Optimization of the Fatigue Life of Arm Bearings Considering Needle Roller Tilt
摘要
The arm bearing is the weak link in the precision cycloidal reducer used in robots, often determining the fatigue life of the reducer’s precision retention. To extend the fatigue life of the arm bearing, a series of studies were conducted. The theoretical fatigue life equation for the arm bearing was first obtained by deriving a generic theoretical force equation. After simulating dynamic contact between rolling elements using Hertz elastic contact, the needle roller-cage contact was similarly modelled with spring stiffness and damping. This resulted in the creation of a quasi-dynamic differential equation for the arm bearing, which was then solved using the Runge-Kutta method in conjunction with an enhanced slicing method. After that, an arm bearing optimization model was created, with the basic dynamic load rating as the optimization goal. Design variables included needle roller diameter, bearing pitch circle diameter, effective contact length of needle rollers, and number of needle rollers. A Genetic Algorithm was used to solve the problem, and the arm bearing’s fatigue life was increased. Finally, finite element models of the optimized arm bearing were created using finite element software.

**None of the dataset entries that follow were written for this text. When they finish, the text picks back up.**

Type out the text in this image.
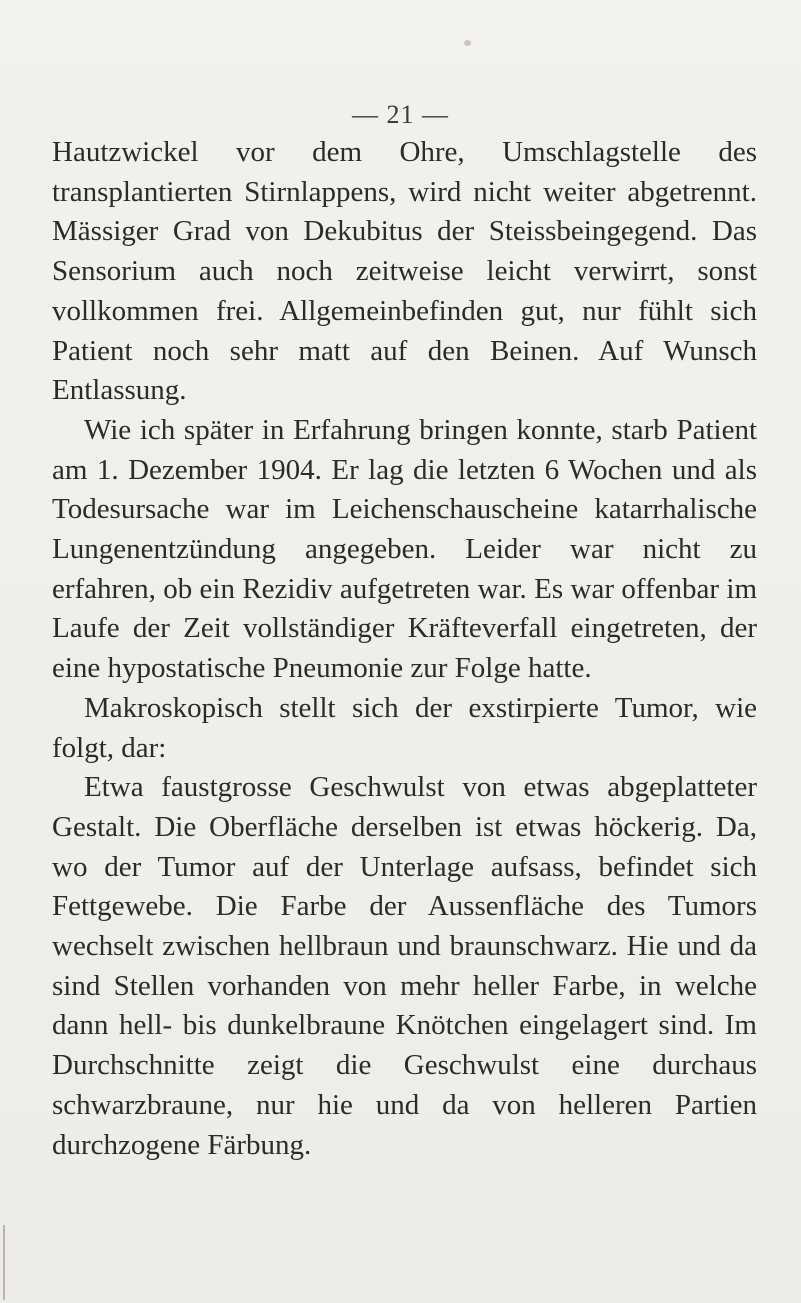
— 21 —

Hautzwickel vor dem Ohre, Umschlagstelle des transplantierten Stirnlappens, wird nicht weiter abgetrennt. Mässiger Grad von Dekubitus der Steissbeingegend. Das Sensorium auch noch zeitweise leicht verwirrt, sonst vollkommen frei. Allgemeinbefinden gut, nur fühlt sich Patient noch sehr matt auf den Beinen. Auf Wunsch Entlassung.

Wie ich später in Erfahrung bringen konnte, starb Patient am 1. Dezember 1904. Er lag die letzten 6 Wochen und als Todesursache war im Leichenschauscheine katarrhalische Lungenentzündung angegeben. Leider war nicht zu erfahren, ob ein Rezidiv aufgetreten war. Es war offenbar im Laufe der Zeit vollständiger Kräfteverfall eingetreten, der eine hypostatische Pneumonie zur Folge hatte.

Makroskopisch stellt sich der exstirpierte Tumor, wie folgt, dar:

Etwa faustgrosse Geschwulst von etwas abgeplatteter Gestalt. Die Oberfläche derselben ist etwas höckerig. Da, wo der Tumor auf der Unterlage aufsass, befindet sich Fettgewebe. Die Farbe der Aussenfläche des Tumors wechselt zwischen hellbraun und braunschwarz. Hie und da sind Stellen vorhanden von mehr heller Farbe, in welche dann hell- bis dunkelbraune Knötchen eingelagert sind. Im Durchschnitte zeigt die Geschwulst eine durchaus schwarzbraune, nur hie und da von helleren Partien durchzogene Färbung.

Stress distribution within the roller-cage assembly was analyzed, and the fatigue life was evaluated with considering roller tilt. These analyses verified the feasibility and effectiveness of the optimization results. The results indicate that optimizing the basic dynamic load rating of the arm bearing, considering needle roller tilt, effectively improves fatigue life, significantly strengthening this vulnerable aspect of the precision cycloidal reducer and providing valuable insights for practical engineering design.